Depecier et corronpre suelent
Cil qui de conter vivre vuelent.
Or, la problématique de la faille se trouve engagée, non dans la seule Première continuation, mais dès le Perceval : au château du Graal, le héros reçoit, des mains du Riche Roi Pêcheur, une épée couverte d'une écriture qui désigne son origine, le « signataire » des lettres que porte la lame et son lieu de fabrication:
3135 Et il l'a bien demie traite,
Si vit bien ou ele fu faite,
Car en l'espee estoit escrit.
Écriture des origines -origine de l'écriture -qui se présente en première analyse dans la réflexivité d'une métaphorique totalité; mais la menace de la mise en pièces est aussi signifiée par l'inscription:
3138 Et avec che encore i vit
Qu'ele estoit de si bon achier
Que ja ne porroit depechier,
Fors que par un tot seul peril
Que nus ne savoit fors que cil
Qui l'avoit forgie et tempree.
La menace de la fragmentation ne tardera pas à être actualisée; au premier combat, elle se brisera en deux:
3926 dAmont sor son elme d'acier,
Un si grant cop l'en a feru
Qu'il a en deus pieces rompu
Le bon brant al Roi Pescheor.
Perceval prend bien soin de recueillir les pièces :
3926 qet s'a toutes les pieces prises
De l'autre et el fuerre remises.
Désormais, l'épée ne peut plus prétendre à métaphoriser la totalité d'une écriture: elle n'en est plus que l'image en pièces, dispersée dans la synecdoque, postulant du même trait sa réunification.
Je n'irais pas pour autant jusqu'à assimiler l'épée brisée de Perceval avec celle que Gauvain échoue à ressouder: au contraire, il faut voir qu'ici le symbole lui-même est soumis à un incessant principe de dédoublement, où se marque, de façon impérative, la logique de la faille (10).

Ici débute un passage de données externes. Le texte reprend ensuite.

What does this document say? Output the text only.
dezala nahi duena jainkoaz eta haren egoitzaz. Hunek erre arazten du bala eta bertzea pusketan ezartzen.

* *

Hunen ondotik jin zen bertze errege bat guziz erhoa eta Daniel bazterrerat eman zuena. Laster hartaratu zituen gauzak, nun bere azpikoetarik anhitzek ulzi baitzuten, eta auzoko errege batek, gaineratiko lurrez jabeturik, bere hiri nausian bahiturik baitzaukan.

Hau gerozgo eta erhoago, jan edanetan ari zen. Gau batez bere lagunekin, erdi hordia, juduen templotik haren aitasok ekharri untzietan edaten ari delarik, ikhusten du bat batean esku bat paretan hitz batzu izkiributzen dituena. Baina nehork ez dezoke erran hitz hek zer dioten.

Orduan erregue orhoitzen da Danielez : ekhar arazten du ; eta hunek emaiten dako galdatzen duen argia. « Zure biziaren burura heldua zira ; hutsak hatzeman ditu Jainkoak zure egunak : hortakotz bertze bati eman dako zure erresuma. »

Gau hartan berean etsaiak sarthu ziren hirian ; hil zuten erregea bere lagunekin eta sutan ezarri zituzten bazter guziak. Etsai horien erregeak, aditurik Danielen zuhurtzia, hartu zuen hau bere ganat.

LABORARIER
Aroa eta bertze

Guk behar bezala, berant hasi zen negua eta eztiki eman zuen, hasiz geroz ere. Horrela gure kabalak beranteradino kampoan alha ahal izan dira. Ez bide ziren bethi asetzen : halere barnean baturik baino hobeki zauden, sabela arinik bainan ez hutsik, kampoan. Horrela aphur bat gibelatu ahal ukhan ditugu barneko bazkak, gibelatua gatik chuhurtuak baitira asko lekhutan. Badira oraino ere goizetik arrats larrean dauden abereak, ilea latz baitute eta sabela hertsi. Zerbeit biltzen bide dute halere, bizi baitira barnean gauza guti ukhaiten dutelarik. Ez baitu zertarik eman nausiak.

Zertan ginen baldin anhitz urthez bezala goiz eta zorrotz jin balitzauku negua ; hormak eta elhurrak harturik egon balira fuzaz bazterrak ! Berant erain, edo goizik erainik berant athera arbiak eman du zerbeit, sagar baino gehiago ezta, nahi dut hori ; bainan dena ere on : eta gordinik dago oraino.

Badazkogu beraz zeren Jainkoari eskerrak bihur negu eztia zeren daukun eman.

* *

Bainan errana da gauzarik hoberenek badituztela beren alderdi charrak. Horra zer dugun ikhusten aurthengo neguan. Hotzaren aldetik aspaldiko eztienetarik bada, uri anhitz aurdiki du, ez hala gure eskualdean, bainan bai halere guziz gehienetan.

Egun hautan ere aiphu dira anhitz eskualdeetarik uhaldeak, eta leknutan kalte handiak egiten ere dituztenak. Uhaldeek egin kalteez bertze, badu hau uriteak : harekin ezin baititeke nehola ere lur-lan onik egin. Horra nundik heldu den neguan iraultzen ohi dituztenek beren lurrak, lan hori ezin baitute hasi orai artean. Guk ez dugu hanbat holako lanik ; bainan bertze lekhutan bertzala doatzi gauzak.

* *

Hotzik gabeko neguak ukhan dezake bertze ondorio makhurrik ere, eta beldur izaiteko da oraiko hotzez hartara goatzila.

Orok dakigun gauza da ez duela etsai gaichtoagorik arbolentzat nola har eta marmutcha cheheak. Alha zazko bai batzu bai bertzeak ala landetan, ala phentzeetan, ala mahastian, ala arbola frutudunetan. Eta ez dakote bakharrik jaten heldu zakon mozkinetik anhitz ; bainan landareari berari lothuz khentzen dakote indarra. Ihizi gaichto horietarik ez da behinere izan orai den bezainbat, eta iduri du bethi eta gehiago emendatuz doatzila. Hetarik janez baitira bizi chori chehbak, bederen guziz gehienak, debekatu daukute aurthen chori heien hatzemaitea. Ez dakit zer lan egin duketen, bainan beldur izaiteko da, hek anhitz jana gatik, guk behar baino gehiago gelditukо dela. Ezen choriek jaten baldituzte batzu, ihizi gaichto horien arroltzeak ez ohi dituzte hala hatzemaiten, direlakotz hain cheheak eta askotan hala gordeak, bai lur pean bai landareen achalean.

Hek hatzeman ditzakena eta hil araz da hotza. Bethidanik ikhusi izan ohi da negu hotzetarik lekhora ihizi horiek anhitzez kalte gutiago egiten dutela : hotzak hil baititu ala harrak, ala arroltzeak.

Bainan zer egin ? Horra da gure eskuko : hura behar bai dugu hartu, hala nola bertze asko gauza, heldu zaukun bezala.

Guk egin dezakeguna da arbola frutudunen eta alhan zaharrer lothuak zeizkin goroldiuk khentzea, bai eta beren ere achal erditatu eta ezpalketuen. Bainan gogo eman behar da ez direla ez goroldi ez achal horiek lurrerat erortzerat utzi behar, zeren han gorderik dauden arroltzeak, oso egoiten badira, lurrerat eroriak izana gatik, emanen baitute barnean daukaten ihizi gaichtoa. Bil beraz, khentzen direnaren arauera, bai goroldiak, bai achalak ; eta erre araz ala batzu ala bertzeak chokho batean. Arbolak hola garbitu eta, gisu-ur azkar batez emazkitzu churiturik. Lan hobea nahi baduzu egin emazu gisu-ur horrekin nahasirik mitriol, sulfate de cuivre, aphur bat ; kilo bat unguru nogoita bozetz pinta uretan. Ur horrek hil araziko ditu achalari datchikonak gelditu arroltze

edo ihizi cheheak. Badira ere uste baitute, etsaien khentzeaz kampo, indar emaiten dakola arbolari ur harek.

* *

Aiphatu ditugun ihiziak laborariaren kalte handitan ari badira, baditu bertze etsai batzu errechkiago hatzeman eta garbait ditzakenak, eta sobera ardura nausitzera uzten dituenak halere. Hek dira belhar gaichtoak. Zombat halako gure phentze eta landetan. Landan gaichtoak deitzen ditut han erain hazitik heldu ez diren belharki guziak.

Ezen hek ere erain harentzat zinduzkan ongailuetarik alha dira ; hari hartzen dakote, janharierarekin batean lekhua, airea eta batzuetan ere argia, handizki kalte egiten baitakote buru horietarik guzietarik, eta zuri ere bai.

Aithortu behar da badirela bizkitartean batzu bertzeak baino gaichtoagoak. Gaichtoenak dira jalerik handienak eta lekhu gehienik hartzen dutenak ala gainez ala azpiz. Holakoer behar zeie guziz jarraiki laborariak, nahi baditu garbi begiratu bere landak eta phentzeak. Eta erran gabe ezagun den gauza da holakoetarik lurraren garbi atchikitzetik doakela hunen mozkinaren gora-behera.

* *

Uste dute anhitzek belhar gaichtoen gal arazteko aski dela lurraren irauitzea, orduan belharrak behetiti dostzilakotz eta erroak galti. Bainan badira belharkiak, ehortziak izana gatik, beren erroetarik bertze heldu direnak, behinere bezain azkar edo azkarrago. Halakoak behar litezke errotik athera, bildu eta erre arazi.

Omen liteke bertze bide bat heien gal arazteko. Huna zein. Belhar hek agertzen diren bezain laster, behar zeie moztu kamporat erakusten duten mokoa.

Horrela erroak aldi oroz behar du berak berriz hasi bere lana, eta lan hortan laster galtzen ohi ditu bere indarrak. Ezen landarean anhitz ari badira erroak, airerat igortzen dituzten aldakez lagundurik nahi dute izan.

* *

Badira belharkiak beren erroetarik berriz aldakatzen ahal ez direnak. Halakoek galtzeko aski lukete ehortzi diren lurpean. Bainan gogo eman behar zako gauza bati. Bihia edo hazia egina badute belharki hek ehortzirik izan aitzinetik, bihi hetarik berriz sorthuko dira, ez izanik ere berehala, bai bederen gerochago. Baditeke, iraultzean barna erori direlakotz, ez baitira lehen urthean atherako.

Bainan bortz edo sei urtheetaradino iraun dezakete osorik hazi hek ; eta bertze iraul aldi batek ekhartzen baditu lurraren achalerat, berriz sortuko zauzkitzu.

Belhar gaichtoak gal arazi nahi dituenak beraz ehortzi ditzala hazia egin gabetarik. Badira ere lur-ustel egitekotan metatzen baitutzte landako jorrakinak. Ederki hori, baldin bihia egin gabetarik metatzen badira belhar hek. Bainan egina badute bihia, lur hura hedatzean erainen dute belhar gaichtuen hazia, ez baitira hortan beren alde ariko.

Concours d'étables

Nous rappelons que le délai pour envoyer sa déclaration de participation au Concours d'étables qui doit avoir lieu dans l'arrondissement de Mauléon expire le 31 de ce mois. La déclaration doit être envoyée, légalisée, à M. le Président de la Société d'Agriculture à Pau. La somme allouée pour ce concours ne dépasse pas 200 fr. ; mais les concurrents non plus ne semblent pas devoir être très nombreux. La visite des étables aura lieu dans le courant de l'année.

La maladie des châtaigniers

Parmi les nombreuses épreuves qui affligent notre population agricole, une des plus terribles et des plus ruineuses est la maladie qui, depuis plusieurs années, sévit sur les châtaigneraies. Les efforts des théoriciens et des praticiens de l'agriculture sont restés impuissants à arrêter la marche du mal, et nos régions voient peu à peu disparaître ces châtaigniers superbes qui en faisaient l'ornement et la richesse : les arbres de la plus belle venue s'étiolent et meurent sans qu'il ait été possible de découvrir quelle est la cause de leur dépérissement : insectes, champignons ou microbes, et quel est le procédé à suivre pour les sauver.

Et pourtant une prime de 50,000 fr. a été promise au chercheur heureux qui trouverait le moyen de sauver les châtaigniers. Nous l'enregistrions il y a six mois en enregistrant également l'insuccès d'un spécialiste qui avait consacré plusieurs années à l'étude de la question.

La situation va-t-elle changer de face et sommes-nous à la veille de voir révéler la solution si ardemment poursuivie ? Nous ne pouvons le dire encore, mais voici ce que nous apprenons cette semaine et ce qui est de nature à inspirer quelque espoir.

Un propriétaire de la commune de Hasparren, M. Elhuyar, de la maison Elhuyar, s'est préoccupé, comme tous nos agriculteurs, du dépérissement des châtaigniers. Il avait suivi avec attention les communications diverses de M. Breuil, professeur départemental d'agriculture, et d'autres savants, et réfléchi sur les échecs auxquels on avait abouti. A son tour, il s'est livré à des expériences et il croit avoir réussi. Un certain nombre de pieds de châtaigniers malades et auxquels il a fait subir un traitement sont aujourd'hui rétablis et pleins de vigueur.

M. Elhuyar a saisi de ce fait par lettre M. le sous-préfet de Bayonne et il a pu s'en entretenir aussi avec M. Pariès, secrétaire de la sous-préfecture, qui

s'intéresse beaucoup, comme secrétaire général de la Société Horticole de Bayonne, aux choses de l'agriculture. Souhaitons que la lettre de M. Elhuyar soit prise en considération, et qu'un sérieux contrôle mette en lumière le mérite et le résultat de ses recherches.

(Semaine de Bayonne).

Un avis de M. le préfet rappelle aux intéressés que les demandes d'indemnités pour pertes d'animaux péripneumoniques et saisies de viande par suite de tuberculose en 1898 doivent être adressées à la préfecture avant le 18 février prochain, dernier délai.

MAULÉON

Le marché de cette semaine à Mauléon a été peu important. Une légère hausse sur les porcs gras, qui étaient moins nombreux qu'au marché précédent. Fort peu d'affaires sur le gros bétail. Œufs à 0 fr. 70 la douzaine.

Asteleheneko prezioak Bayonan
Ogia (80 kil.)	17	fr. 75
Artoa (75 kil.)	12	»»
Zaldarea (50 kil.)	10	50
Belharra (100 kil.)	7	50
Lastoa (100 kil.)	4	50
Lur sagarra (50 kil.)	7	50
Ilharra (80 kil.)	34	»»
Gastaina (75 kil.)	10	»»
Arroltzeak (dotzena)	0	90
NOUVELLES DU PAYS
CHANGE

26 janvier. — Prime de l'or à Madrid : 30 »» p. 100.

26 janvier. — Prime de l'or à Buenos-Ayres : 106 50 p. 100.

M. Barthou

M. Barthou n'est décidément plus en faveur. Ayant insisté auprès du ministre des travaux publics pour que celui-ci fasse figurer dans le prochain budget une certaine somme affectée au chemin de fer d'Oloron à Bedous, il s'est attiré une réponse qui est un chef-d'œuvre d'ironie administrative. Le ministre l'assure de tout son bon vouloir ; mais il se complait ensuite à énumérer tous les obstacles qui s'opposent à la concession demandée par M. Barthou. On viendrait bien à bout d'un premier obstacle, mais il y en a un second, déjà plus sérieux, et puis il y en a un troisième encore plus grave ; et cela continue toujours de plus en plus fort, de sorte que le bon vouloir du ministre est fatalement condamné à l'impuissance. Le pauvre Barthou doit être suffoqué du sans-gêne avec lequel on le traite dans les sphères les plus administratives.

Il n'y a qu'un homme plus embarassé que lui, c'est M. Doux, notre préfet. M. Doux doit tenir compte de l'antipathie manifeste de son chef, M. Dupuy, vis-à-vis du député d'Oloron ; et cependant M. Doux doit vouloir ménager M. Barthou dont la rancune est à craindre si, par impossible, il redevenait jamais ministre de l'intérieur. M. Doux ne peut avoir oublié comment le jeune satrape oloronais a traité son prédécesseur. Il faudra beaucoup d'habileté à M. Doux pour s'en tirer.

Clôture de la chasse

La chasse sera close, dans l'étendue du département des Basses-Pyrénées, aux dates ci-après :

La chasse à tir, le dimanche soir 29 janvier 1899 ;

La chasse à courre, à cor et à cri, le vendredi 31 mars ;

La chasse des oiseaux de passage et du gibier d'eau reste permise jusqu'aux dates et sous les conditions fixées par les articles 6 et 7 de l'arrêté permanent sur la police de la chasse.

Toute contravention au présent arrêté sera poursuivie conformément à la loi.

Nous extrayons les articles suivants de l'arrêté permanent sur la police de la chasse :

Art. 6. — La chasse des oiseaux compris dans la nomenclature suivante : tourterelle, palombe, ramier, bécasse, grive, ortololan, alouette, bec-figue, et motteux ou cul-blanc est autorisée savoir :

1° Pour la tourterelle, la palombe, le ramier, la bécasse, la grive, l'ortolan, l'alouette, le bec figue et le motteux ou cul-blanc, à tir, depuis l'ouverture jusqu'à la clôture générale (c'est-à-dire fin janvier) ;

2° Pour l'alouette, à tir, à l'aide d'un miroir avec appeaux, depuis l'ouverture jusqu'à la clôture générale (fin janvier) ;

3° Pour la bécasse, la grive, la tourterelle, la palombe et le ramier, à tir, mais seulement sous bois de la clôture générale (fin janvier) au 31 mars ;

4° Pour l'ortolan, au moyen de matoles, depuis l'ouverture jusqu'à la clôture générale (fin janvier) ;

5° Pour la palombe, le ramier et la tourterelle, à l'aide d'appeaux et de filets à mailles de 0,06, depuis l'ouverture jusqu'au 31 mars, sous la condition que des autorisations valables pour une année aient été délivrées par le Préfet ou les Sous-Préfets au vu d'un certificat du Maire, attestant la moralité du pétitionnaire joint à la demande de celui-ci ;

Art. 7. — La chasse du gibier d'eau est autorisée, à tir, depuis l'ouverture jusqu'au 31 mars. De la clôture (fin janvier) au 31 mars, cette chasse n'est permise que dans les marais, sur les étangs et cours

Quoi qu'il en soit, le rapport de l'écriture à la béance séparatrice est maintenu, avec une remarquable stabilité, dans la Deuxième continuation , et le point de capiton en est toujours la figure de l'épée; à son tour, Perceval doit rejoindre les deux fragments de l'arme - quelle qu'elle soit - pour atteindre à la fois aux secrets du Graal et au conte qui, inséparablement, les structures comme récit; le Roi Mehaignié, avec une inlassable patience, le lui répète:
32530 "Et vez ci devant vos l'espee,
Si vos pri que vos la preigniez
Et les deus pieces rejoigniez.
Puis vos conterai la novelle
Dou chevalier de la chapelle,
Et aprés dou riche Graal
Et de la lance au fer roial,
Et de tout ce que vos vorroiz.
J a mar de riens en douteroiz,
Que vos n'oiés les avantures
Qui ont esté crïeus et dures
Et pesanz et desmesurees."
Pour la première fois dans le roman du Graal, Perceval opère la métaphorique conjointure des deux pièces d'écriture:
32550 Les pieces prist a rajoster,
L'une a l'autre delivremant,
Et li aciers ansamble prant
Si bellemant et si a droit
Que lou jor qu'elle faite estoit
Ne sambla estre plus novelle
Ne miauz forbie ne plus belle.
Cependant, bien que par la nouvelle soudure, l'épée semble reconduite à l'état qui fut le sien le jour même de sa fabrication, une petite ensaigne de la faille reste marquée sur la lame -imperfection minime, mais dont nous allons bientôt constater les conséquences capitales:
32557 Mais que tot droit an la jointure
Fu remese une creveüre
Petitete, non mie granz.
Car, de la creveüre petitete,
Gerbert, dit de Montreuil, prend en effet explicitement prétexte pour différer, une nouvelle fois, le dévoilement du récit fondamental au chevalier élu, alors que certains manuscrits (par ex. le B.N. fr. 12577) estiment que Perceval, en ressoudant l'épée, même imparfaitement, a réussi l'épreuve, et transcrivent à cet endroit, directement, la Quatrième continuation. Pour le ms T, il en va tout autrement; la brèche qui marque la lame lui permet d'insérer la continuation de Gerbert. C'est le Roi Mehaignié qui va annoncer ce nouveau délai narratif au quêteur:
15 "Mais du Graal ne di je point
Ne de la Lance qu'en cest point
En doiez savoir le secré :
N'avez pas bien servi a gré
Celui par cui vous le sarois
Dusque a che que tant fait arois
Que li osque de ceste espee,
Qui samble estre a cysel colpee,
Soit par vos mains soldee et jointe; ( ...)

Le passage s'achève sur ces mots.